Now when it comes to government, we often pay a lot of attention to the provincial and federal government, the Trans Mountain pipeline being a prime example, and much less so to the local elections. Case in point, the voter turnout during the 2015 federal election was 68.3 per cent and 57.7 per cent during the 2017 provincial election while only 44.5 per cent in the 2014 B.C. municipal elections.
Yet on the flip side of that, you’re not going to run into John Horgan or Justin Trudeau in the local grocery store, in fact as far as I’m aware, neither even made a stop in 100 Mile House during the 2017 Wildfires. You might run into your local MLA or MP, but, even if they try very hard, their areas are huge, compared to their municipal counterparts and they have to spend time in Ottawa or Victoria. Although, you can usually get a glimpse of them at public events and their offices are open to you should you want to bend their ear. The ones you’re most likely to run into are your mayor, councillors or regional district directors. If they’re anything like me, that should also make them a lot more accountable; it’s much harder to break a promise when you have to see the recipients of that broken promise every day. According to TrudeauMeter (which keeps track of Trudeau’s promises), he’s broken 41 and not started another 44. If I was mayor or councillor and I’d broken that many promises over the course of four years, I’d be looking to move I would think.

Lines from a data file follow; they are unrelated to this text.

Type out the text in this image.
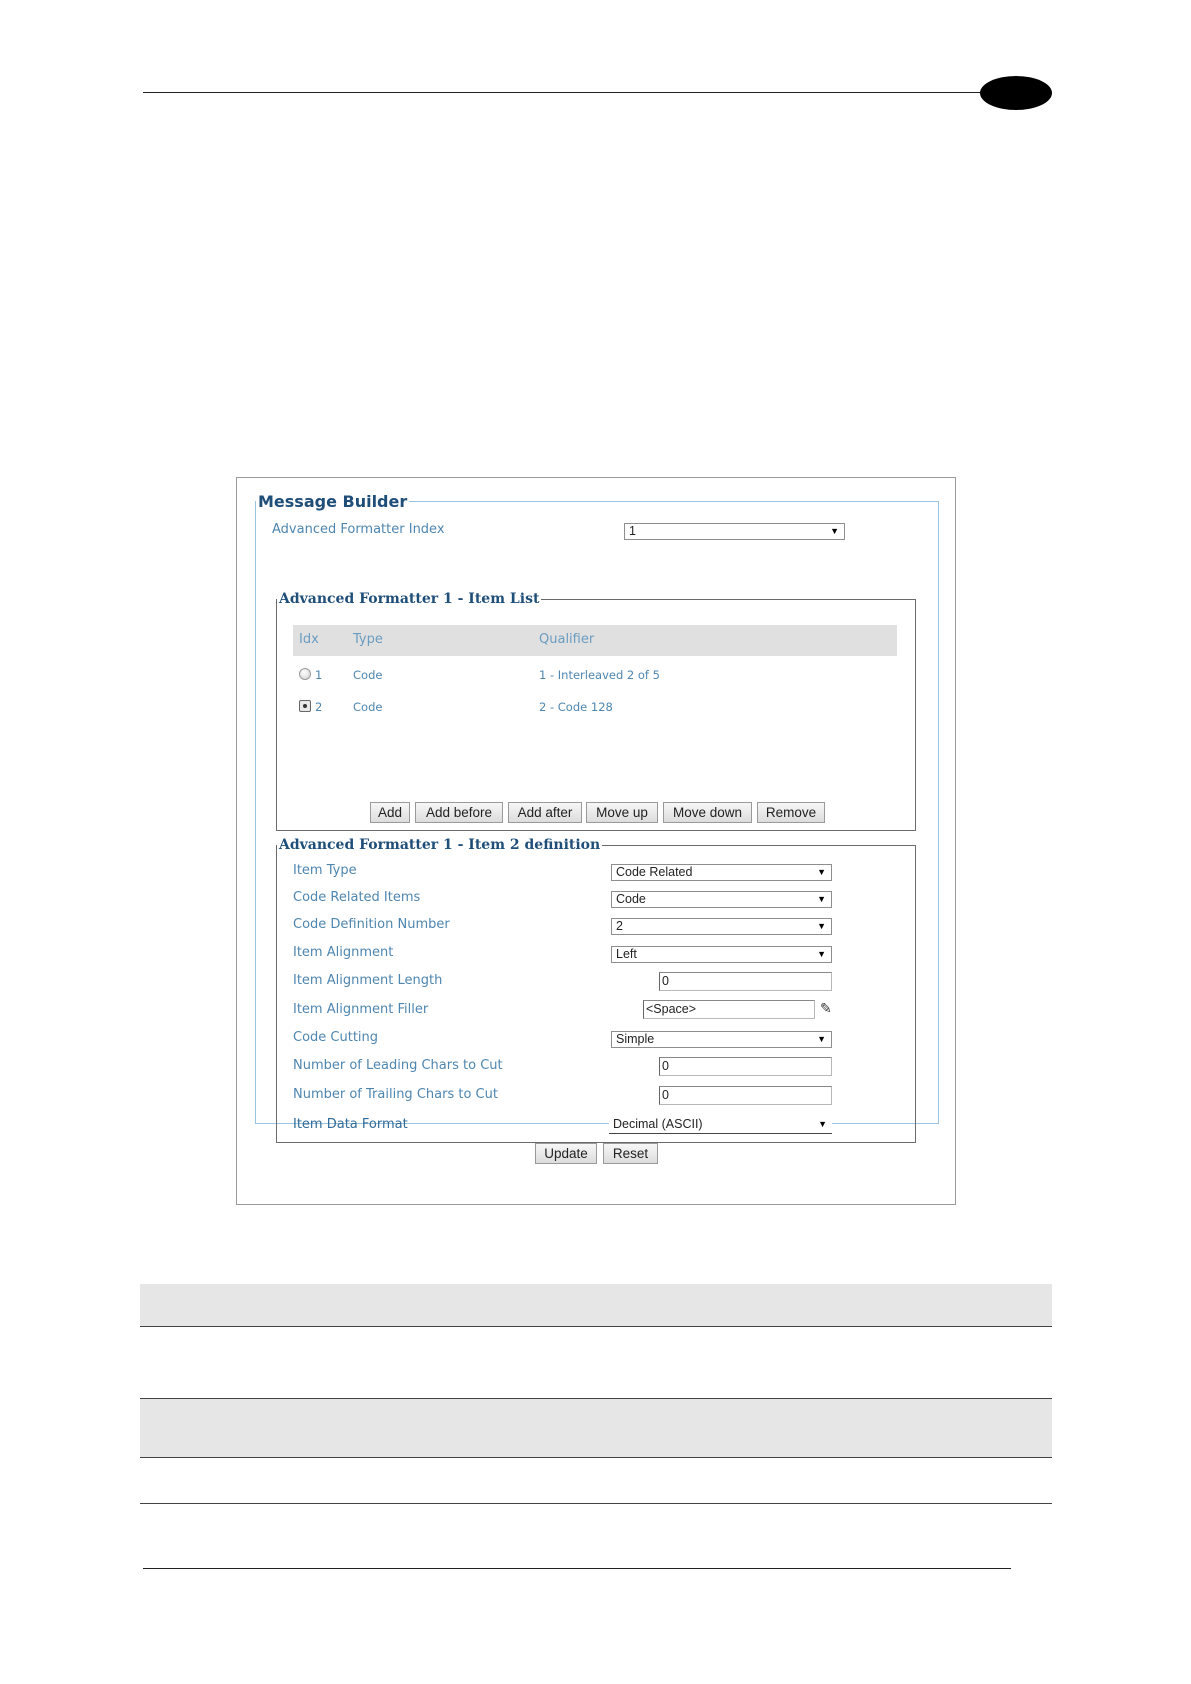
Message Builder
Advanced Formatter Index	1	▼
Advanced Formatter 1 - Item List
Idx	Type	Qualifier
1	Code	1 - Interleaved 2 of 5
2	Code	2 - Code 128
Add	Add before	Add after	Move up	Move down	Remove
Advanced Formatter 1 - Item 2 definition
Item Type	Code Related	▼
Code Related Items	Code	▼
Code Definition Number	2	▼
Item Alignment	Left	▼
Item Alignment Length	0
Item Alignment Filler	<Space>	✎
Code Cutting	Simple	▼
Number of Leading Chars to Cut	0
Number of Trailing Chars to Cut	0
Item Data Format	Decimal (ASCII)	▼
Update	Reset
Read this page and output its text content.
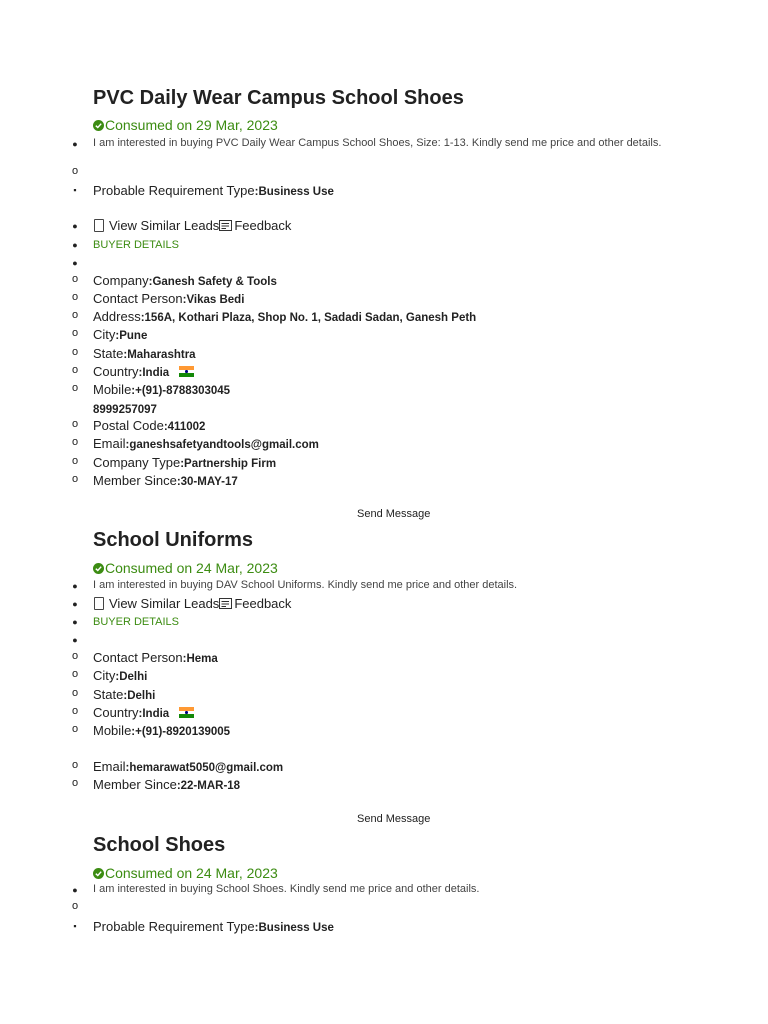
PVC Daily Wear Campus School Shoes
Consumed on 29 Mar, 2023
● I am interested in buying PVC Daily Wear Campus School Shoes, Size: 1-13. Kindly send me price and other details.
o
▪ Probable Requirement Type:Business Use
● View Similar Leads Feedback
● BUYER DETAILS
●
o Company:Ganesh Safety & Tools
o Contact Person:Vikas Bedi
o Address:156A, Kothari Plaza, Shop No. 1, Sadadi Sadan, Ganesh Peth
o City:Pune
o State:Maharashtra
o Country:India
o Mobile:+(91)-8788303045
8999257097
o Postal Code:411002
o Email:ganeshsafetyandtools@gmail.com
o Company Type:Partnership Firm
o Member Since:30-MAY-17
Send Message
School Uniforms
Consumed on 24 Mar, 2023
● I am interested in buying DAV School Uniforms. Kindly send me price and other details.
● View Similar Leads Feedback
● BUYER DETAILS
●
o Contact Person:Hema
o City:Delhi
o State:Delhi
o Country:India
o Mobile:+(91)-8920139005
o Email:hemarawat5050@gmail.com
o Member Since:22-MAR-18
Send Message
School Shoes
Consumed on 24 Mar, 2023
● I am interested in buying School Shoes. Kindly send me price and other details.
o
▪ Probable Requirement Type:Business Use
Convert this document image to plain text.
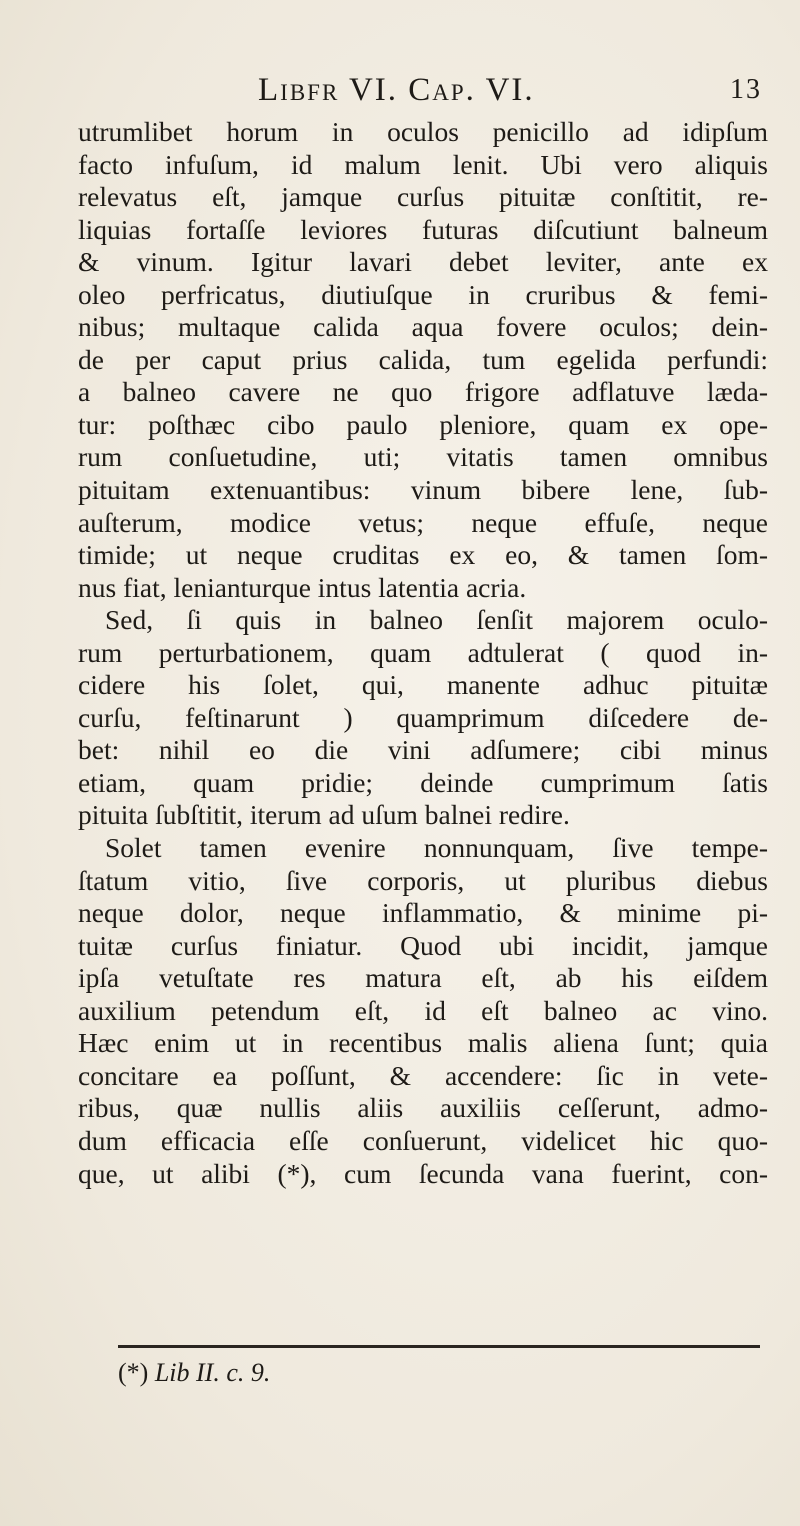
Libfr VI. Cap. VI.	13
utrumlibet horum in oculos penicillo ad idipſum
facto infuſum, id malum lenit. Ubi vero aliquis
relevatus eſt, jamque curſus pituitæ conſtitit, re-
liquias fortaſſe leviores futuras diſcutiunt balneum
& vinum. Igitur lavari debet leviter, ante ex
oleo perfricatus, diutiuſque in cruribus & femi-
nibus; multaque calida aqua fovere oculos; dein-
de per caput prius calida, tum egelida perfundi:
a balneo cavere ne quo frigore adflatuve læda-
tur: poſthæc cibo paulo pleniore, quam ex ope-
rum conſuetudine, uti; vitatis tamen omnibus
pituitam extenuantibus: vinum bibere lene, ſub-
auſterum, modice vetus; neque effuſe, neque
timide; ut neque cruditas ex eo, & tamen ſom-
nus fiat, lenianturque intus latentia acria.
Sed, ſi quis in balneo ſenſit majorem oculo-
rum perturbationem, quam adtulerat ( quod in-
cidere his ſolet, qui, manente adhuc pituitæ
curſu, feſtinarunt ) quamprimum diſcedere de-
bet: nihil eo die vini adſumere; cibi minus
etiam, quam pridie; deinde cumprimum ſatis
pituita ſubſtitit, iterum ad uſum balnei redire.
Solet tamen evenire nonnunquam, ſive tempe-
ſtatum vitio, ſive corporis, ut pluribus diebus
neque dolor, neque inflammatio, & minime pi-
tuitæ curſus finiatur. Quod ubi incidit, jamque
ipſa vetuſtate res matura eſt, ab his eiſdem
auxilium petendum eſt, id eſt balneo ac vino.
Hæc enim ut in recentibus malis aliena ſunt; quia
concitare ea poſſunt, & accendere: ſic in vete-
ribus, quæ nullis aliis auxiliis ceſſerunt, admo-
dum efficacia eſſe conſuerunt, videlicet hic quo-
que, ut alibi (*), cum ſecunda vana fuerint, con-
(*) Lib II. c. 9.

Furthermore, when it comes to the provincial and federal elections, your vote is one of millions, while for many in municipal elections, your vote will be one of hundreds determining the outcome. When it comes to federal and provincial politics, we are much more faceless than when it comes to our municipal politics.
Especially after 2017, the “power” and importance of municipal governments couldn’t be clearer either: it wasn’t Trudeau or Horgan agonizing over whether to call or lift evacuation orders.
One of the big provincial debates and political posturing has been over the MSP premiums which were $150 in 2017 for a family with two adults. The tax for building the South Cariboo Rec Centre expansion would have been up to an additional $65 per $100,000 of land value. Something that may have well been similar to MSP premiums for many families.
We vastly undervalue the importance of municipal elections. They say every vote matters, but municipal elections may well be where your vote matters most: whether firefighters show up when your house catches fire this winter, whether the road is ploughed, whether your garbage is picked up and whether your water is safe to drink (for many), it happens or doesn’t happen because of municipal politicians.